Никто из подходивших не знал: каково-то ему самому придется? Что посредством его собственной жизни и судьбы на российских нескончаемых холстах вельможным Петербургом намалевано будет? Знали одно: лучшим из них предстоит провести три года в учении италианском.
К возможной поездке готовились каждый по-своему, и чувства об отъезде имели разные.
Новоиспеченный архитектор Андриян Захаров (будущий строитель Адмиралтейства) не мог сдержать радости, не знал, куда девать руки с удивительно крепкими, как мрамор, побелевшими пальцами.
Радостны были и братья Волковы: Андрей и Алексей. Класса исторического живописец Алексей был притом едва ли не навеселе. Алексей Волков явственно шептал:
Как надену портупею —
Все тупею и тупею...
Шепот сей слыхали не все. Но Евстигней-то слыхал! Может, и потому, что выостренный музыкальный слух среди всех прочих имел он один.

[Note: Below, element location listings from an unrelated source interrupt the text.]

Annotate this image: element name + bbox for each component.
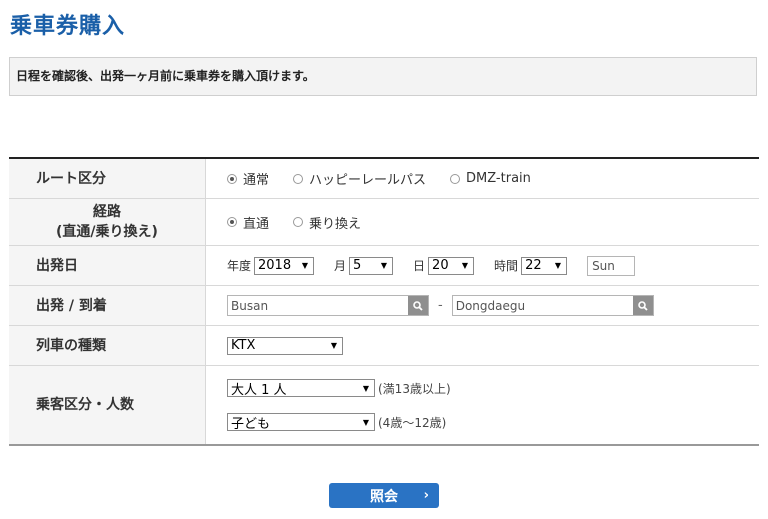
course-label-line1: 経路 bbox=[93, 204, 121, 220]
departure-station-value: Busan bbox=[231, 298, 269, 313]
dropdown-arrow-icon: ▼ bbox=[461, 261, 469, 270]
dropdown-arrow-icon: ▼ bbox=[362, 417, 369, 427]
radio-course-direct[interactable]: 直通 bbox=[227, 213, 269, 232]
train-type-value: KTX bbox=[231, 338, 256, 353]
day-value: 20 bbox=[432, 258, 449, 273]
row-train-type: 列車の種類 KTX ▼ bbox=[9, 326, 759, 366]
search-icon bbox=[637, 300, 648, 311]
radio-course-transfer-label: 乗り換え bbox=[309, 216, 362, 232]
child-passenger-row: 子ども ▼ (4歳〜12歳) bbox=[227, 413, 447, 432]
month-label: 月 bbox=[334, 259, 347, 273]
row-departure-date: 出発日 年度 2018 ▼ 月 5 ▼ 日 20 ▼ 時間 22 ▼ Sun bbox=[9, 246, 759, 286]
radio-checked-icon bbox=[227, 217, 237, 227]
radio-route-dmz-train[interactable]: DMZ-train bbox=[450, 171, 531, 186]
child-age-note: (4歳〜12歳) bbox=[378, 415, 447, 430]
adult-passenger-row: 大人 1 人 ▼ (満13歳以上) bbox=[227, 379, 451, 398]
search-icon bbox=[413, 300, 423, 311]
hour-label: 時間 bbox=[494, 259, 519, 273]
hour-select[interactable]: 22 ▼ bbox=[521, 256, 568, 275]
chevron-right-icon: › bbox=[423, 488, 429, 503]
radio-route-normal[interactable]: 通常 bbox=[227, 169, 269, 188]
route-type-label: ルート区分 bbox=[9, 159, 206, 198]
stations-fields: Busan - Dongdaegu bbox=[206, 286, 759, 325]
route-type-options: 通常 ハッピーレールパス DMZ-train bbox=[206, 159, 759, 198]
stations-label: 出発 / 到着 bbox=[9, 286, 206, 325]
child-count-select[interactable]: 子ども ▼ bbox=[227, 413, 375, 432]
radio-route-normal-label: 通常 bbox=[243, 173, 270, 188]
course-options: 直通 乗り換え bbox=[206, 199, 759, 245]
day-select[interactable]: 20 ▼ bbox=[428, 256, 475, 275]
year-select[interactable]: 2018 ▼ bbox=[254, 256, 315, 275]
adult-count-value: 大人 1 人 bbox=[231, 382, 287, 398]
month-select[interactable]: 5 ▼ bbox=[349, 256, 394, 275]
search-form: ルート区分 通常 ハッピーレールパス DMZ-train 経路 (直通/乗り換え… bbox=[9, 157, 759, 446]
dropdown-arrow-icon: ▼ bbox=[330, 341, 337, 350]
course-label-line2: (直通/乗り換え) bbox=[56, 224, 158, 240]
train-type-field: KTX ▼ bbox=[206, 326, 759, 365]
notice-banner: 日程を確認後、出発一ヶ月前に乗車券を購入頂けます。 bbox=[9, 57, 757, 96]
notice-text: 日程を確認後、出発一ヶ月前に乗車券を購入頂けます。 bbox=[16, 69, 315, 83]
station-separator: - bbox=[438, 298, 443, 313]
dropdown-arrow-icon: ▼ bbox=[301, 261, 309, 270]
day-label: 日 bbox=[413, 259, 426, 273]
radio-route-happy-rail-pass-label: ハッピーレールパス bbox=[309, 173, 427, 188]
radio-route-dmz-train-label: DMZ-train bbox=[466, 171, 531, 186]
arrival-station-search-button[interactable] bbox=[632, 296, 653, 315]
radio-unchecked-icon bbox=[450, 173, 461, 184]
radio-course-transfer[interactable]: 乗り換え bbox=[293, 213, 361, 232]
radio-course-direct-label: 直通 bbox=[243, 216, 270, 232]
course-label: 経路 (直通/乗り換え) bbox=[9, 199, 206, 245]
row-course: 経路 (直通/乗り換え) 直通 乗り換え bbox=[9, 199, 759, 246]
year-label: 年度 bbox=[227, 259, 252, 273]
departure-station-search-button[interactable] bbox=[408, 296, 428, 315]
arrival-station-field[interactable]: Dongdaegu bbox=[451, 295, 654, 316]
departure-station-field[interactable]: Busan bbox=[227, 295, 429, 316]
row-stations: 出発 / 到着 Busan - Dongdaegu bbox=[9, 286, 759, 326]
departure-date-fields: 年度 2018 ▼ 月 5 ▼ 日 20 ▼ 時間 22 ▼ Sun bbox=[206, 246, 759, 285]
radio-checked-icon bbox=[227, 173, 237, 184]
month-value: 5 bbox=[353, 258, 362, 273]
row-route-type: ルート区分 通常 ハッピーレールパス DMZ-train bbox=[9, 159, 759, 199]
adult-count-select[interactable]: 大人 1 人 ▼ bbox=[227, 379, 375, 398]
radio-route-happy-rail-pass[interactable]: ハッピーレールパス bbox=[293, 169, 426, 188]
radio-unchecked-icon bbox=[293, 217, 304, 227]
train-type-select[interactable]: KTX ▼ bbox=[227, 336, 343, 355]
dropdown-arrow-icon: ▼ bbox=[380, 261, 388, 270]
adult-age-note: (満13歳以上) bbox=[378, 381, 451, 396]
departure-date-label: 出発日 bbox=[9, 246, 206, 285]
train-type-label: 列車の種類 bbox=[9, 326, 206, 365]
weekday-display: Sun bbox=[587, 255, 636, 276]
hour-value: 22 bbox=[525, 258, 542, 273]
page-title: 乗車券購入 bbox=[10, 14, 126, 39]
arrival-station-value: Dongdaegu bbox=[455, 298, 526, 313]
passengers-fields: 大人 1 人 ▼ (満13歳以上) 子ども ▼ (4歳〜12歳) bbox=[206, 366, 759, 444]
search-submit-button[interactable]: 照会 › bbox=[329, 483, 439, 508]
dropdown-arrow-icon: ▼ bbox=[554, 261, 562, 270]
radio-unchecked-icon bbox=[293, 173, 304, 184]
search-submit-label: 照会 bbox=[370, 488, 398, 505]
child-count-value: 子ども bbox=[231, 416, 271, 432]
year-value: 2018 bbox=[258, 258, 292, 273]
dropdown-arrow-icon: ▼ bbox=[362, 383, 369, 393]
row-passengers: 乗客区分・人数 大人 1 人 ▼ (満13歳以上) 子ども ▼ (4歳〜12歳) bbox=[9, 366, 759, 444]
passengers-label: 乗客区分・人数 bbox=[9, 366, 206, 444]
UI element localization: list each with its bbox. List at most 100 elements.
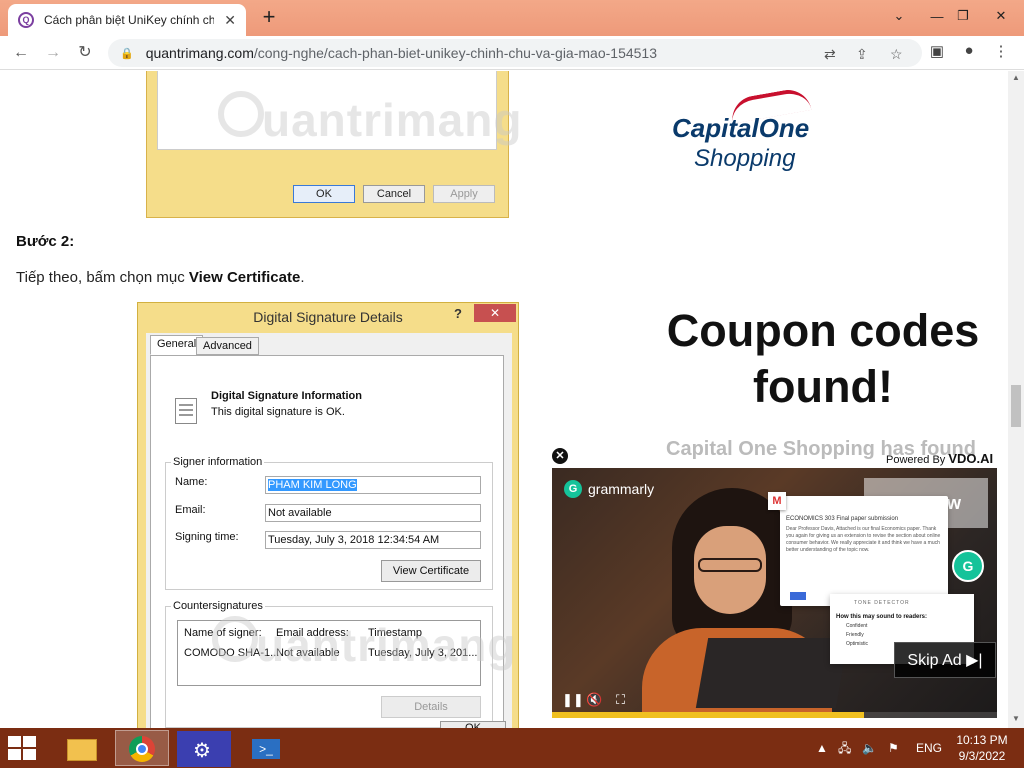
email-label: Email:: [175, 504, 206, 516]
powered-by: Powered By VDO.AI: [886, 451, 993, 466]
action-center-flag-icon[interactable]: ⚑: [888, 728, 899, 768]
video-ad-player[interactable]: G grammarly Try Now ECONOMICS 303 Final …: [552, 468, 997, 718]
volume-muted-icon[interactable]: 🔈: [862, 728, 877, 768]
time-field: Tuesday, July 3, 2018 12:34:54 AM: [265, 531, 481, 549]
ad-close-icon[interactable]: ✕: [552, 448, 568, 464]
windows-start-icon[interactable]: [8, 736, 38, 760]
email-preview-card: ECONOMICS 303 Final paper submission Dea…: [780, 496, 948, 606]
scroll-down-icon[interactable]: ▼: [1008, 712, 1024, 726]
general-panel: Digital Signature Information This digit…: [150, 355, 504, 728]
close-tab-icon[interactable]: ✕: [224, 12, 236, 29]
watermark-logo-icon: [218, 91, 264, 137]
page-scrollbar[interactable]: ▲ ▼: [1008, 71, 1024, 728]
settings-gear-icon[interactable]: ⚙: [176, 730, 231, 767]
dialog-close-icon: ✕: [474, 304, 516, 322]
video-progress-fill: [552, 712, 864, 718]
forward-icon[interactable]: →: [42, 42, 64, 64]
url-path: /cong-nghe/cach-phan-biet-unikey-chinh-c…: [253, 45, 657, 61]
send-button: [790, 592, 806, 600]
tone-confident: Confident: [846, 623, 868, 629]
back-icon[interactable]: ←: [10, 42, 32, 64]
view-certificate-button: View Certificate: [381, 560, 481, 582]
fullscreen-icon[interactable]: ⛶: [616, 692, 625, 708]
time-label: Signing time:: [175, 531, 239, 543]
para-suffix: .: [300, 269, 305, 286]
screen: Q Cách phân biệt UniKey chính chủ ✕ + ⌄ …: [0, 0, 1024, 768]
translate-icon[interactable]: ⇄: [824, 46, 836, 63]
name-value: PHAM KIM LONG: [268, 479, 357, 491]
address-bar[interactable]: 🔒 quantrimang.com/cong-nghe/cach-phan-bi…: [108, 39, 922, 67]
email-body: Dear Professor Davis, Attached is our fi…: [786, 526, 941, 553]
email-subject: ECONOMICS 303 Final paper submission: [786, 516, 899, 522]
grammarly-badge-icon: G: [952, 550, 984, 582]
brand-capital: Capital: [672, 113, 759, 143]
network-icon[interactable]: 🖧: [838, 728, 851, 768]
system-clock[interactable]: 10:13 PM 9/3/2022: [952, 732, 1012, 764]
browser-tab[interactable]: Q Cách phân biệt UniKey chính chủ ✕: [8, 4, 246, 36]
tray-chevron-icon[interactable]: ▲: [816, 728, 828, 768]
tab-search-icon[interactable]: ⌄: [882, 0, 916, 32]
gmail-icon: M: [768, 492, 786, 510]
email-field: Not available: [265, 504, 481, 522]
windows-taskbar: ⚙ >_ ▲ 🖧 🔈 ⚑ ENG 10:13 PM 9/3/2022: [0, 728, 1024, 768]
profile-avatar-icon[interactable]: ●: [958, 42, 980, 59]
details-button: Details: [381, 696, 481, 718]
tab-title: Cách phân biệt UniKey chính chủ: [44, 13, 214, 27]
bookmark-star-icon[interactable]: ☆: [890, 46, 903, 63]
cancel-button: Cancel: [363, 185, 425, 203]
tone-question: How this may sound to readers:: [836, 614, 928, 620]
scroll-thumb[interactable]: [1011, 385, 1021, 427]
skip-ad-label: Skip Ad: [907, 652, 962, 669]
name-field: PHAM KIM LONG: [265, 476, 481, 494]
clock-time: 10:13 PM: [956, 733, 1008, 747]
powershell-icon[interactable]: >_: [237, 730, 291, 766]
tone-friendly: Friendly: [846, 632, 864, 638]
grammarly-icon: G: [564, 480, 582, 498]
grammarly-wordmark: grammarly: [588, 481, 655, 497]
info-subtitle: This digital signature is OK.: [211, 406, 345, 418]
new-tab-icon[interactable]: +: [256, 6, 282, 28]
menu-kebab-icon[interactable]: ⋮: [990, 42, 1012, 60]
capital-one-logo[interactable]: CapitalOne: [672, 113, 809, 144]
step-heading: Bước 2:: [16, 233, 75, 250]
watermark-text: uantrimang: [262, 94, 523, 146]
language-indicator[interactable]: ENG: [916, 728, 942, 768]
ok-button: OK: [293, 185, 355, 203]
chrome-icon[interactable]: [115, 730, 169, 766]
close-window-icon[interactable]: ✕: [984, 0, 1018, 32]
tab-advanced: Advanced: [196, 337, 259, 355]
side-panel-icon[interactable]: ▣: [926, 42, 948, 60]
help-icon: ?: [454, 306, 462, 321]
watermark-text-2: uantrimang: [256, 619, 517, 671]
brand-shopping: Shopping: [694, 145, 796, 172]
reload-icon[interactable]: ↻: [74, 42, 96, 64]
apply-button: Apply: [433, 185, 495, 203]
scroll-up-icon[interactable]: ▲: [1008, 71, 1024, 85]
watermark-logo-icon-2: [212, 616, 258, 662]
skip-ad-button[interactable]: Skip Ad ▶|: [894, 642, 996, 678]
powered-by-label: Powered By: [886, 454, 949, 466]
para-text: Tiếp theo, bấm chọn mục: [16, 269, 189, 286]
laptop-image: [695, 638, 849, 708]
powered-by-brand: VDO.AI: [948, 451, 994, 466]
info-title: Digital Signature Information: [211, 390, 362, 402]
coupon-headline[interactable]: Coupon codes found!: [656, 303, 990, 415]
article-paragraph: Tiếp theo, bấm chọn mục View Certificate…: [16, 269, 305, 286]
browser-toolbar: ← → ↻ 🔒 quantrimang.com/cong-nghe/cach-p…: [0, 36, 1024, 70]
skip-icon: ▶|: [966, 652, 983, 669]
tone-header: TONE DETECTOR: [854, 600, 910, 606]
dialog-ok-button: OK: [440, 721, 506, 728]
share-icon[interactable]: ⇪: [856, 46, 868, 63]
mute-icon[interactable]: 🔇: [586, 692, 602, 708]
restore-icon[interactable]: ❐: [946, 0, 980, 32]
countersignatures-label: Countersignatures: [171, 600, 265, 612]
pause-icon[interactable]: ❚❚: [562, 692, 584, 708]
site-favicon-icon: Q: [18, 12, 34, 28]
grammarly-logo: G grammarly: [564, 480, 654, 498]
url-host: quantrimang.com: [145, 45, 254, 61]
lock-icon: 🔒: [120, 47, 134, 60]
brand-one: One: [758, 113, 810, 143]
clock-date: 9/3/2022: [958, 749, 1006, 763]
file-explorer-icon[interactable]: [54, 730, 108, 766]
video-progress-bar[interactable]: [552, 712, 997, 718]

Не чуя рядом родственной души, не осязая локтем товарища по ремеслу — был Евстигнеюшка печален. Оттого, когда начали читать то, что было записано в собственном его дипломе, — глаз и не подымал.
При этом в ум его, прямо посреди чтения, вплывали образы, от торжества весьма удаленные, а в присутствии высоких особ так даже и неуместные.
Вот немчик-секретарь Конференц-Фридрих Фелькнер. Чуть покачивается на сухоньких птичьих ножках. Вот дамы с корзинами волос: лорнируют графа Безбородку до дыр. Вот набились, как сельди в бочку, в задние ряды приятели по Академии. Что ежели взять их всех да и заставить сейчас в один голос запеть? А затем голоса разделить... Княгиня Дашкова, та, верно возмутится. А граф Разумовский — тот навряд ли! Скорее обрадуется: пение страх как любит. Ну а ежели еще заставить Иван Иваныча Бецкова, как того италианского буфа, по сцене бочком пройтись, да отколоть по-буффонски какое коленце, да еще бы Иван Иванович прическу какой даме от любострастного внимания чуть сплющил... Тогда — держись! Тогда, пожалуй, и типлон у создателя таких неуместных образов отобрать могут!
Тем часом Конференц-Фридрих Немчик читал:
«Санкт-Петербургская императорская Академия трех знатнейших художеств, сим засвидетельствованием господина Евсигнея Ипатьева сына Фомина улучшавшегося в Академии с тысяща седмь сот шестьдесят седьмого года в архитектурном художестве, а потом в рассуждении природной в нем склонности и способности к музыке; за его в том хорошие успехи...»
Склонность природная брала свое.
За последние три года Евстигней поднаторел в музыке весьма и весьма. И сейчас, слушая о себе, как о другом, пробегал собственное прошлое не умом — пальцами. Даже будущую жизнь свою всегда прослушивал и «проигрывал» он их кончиками, подушечками.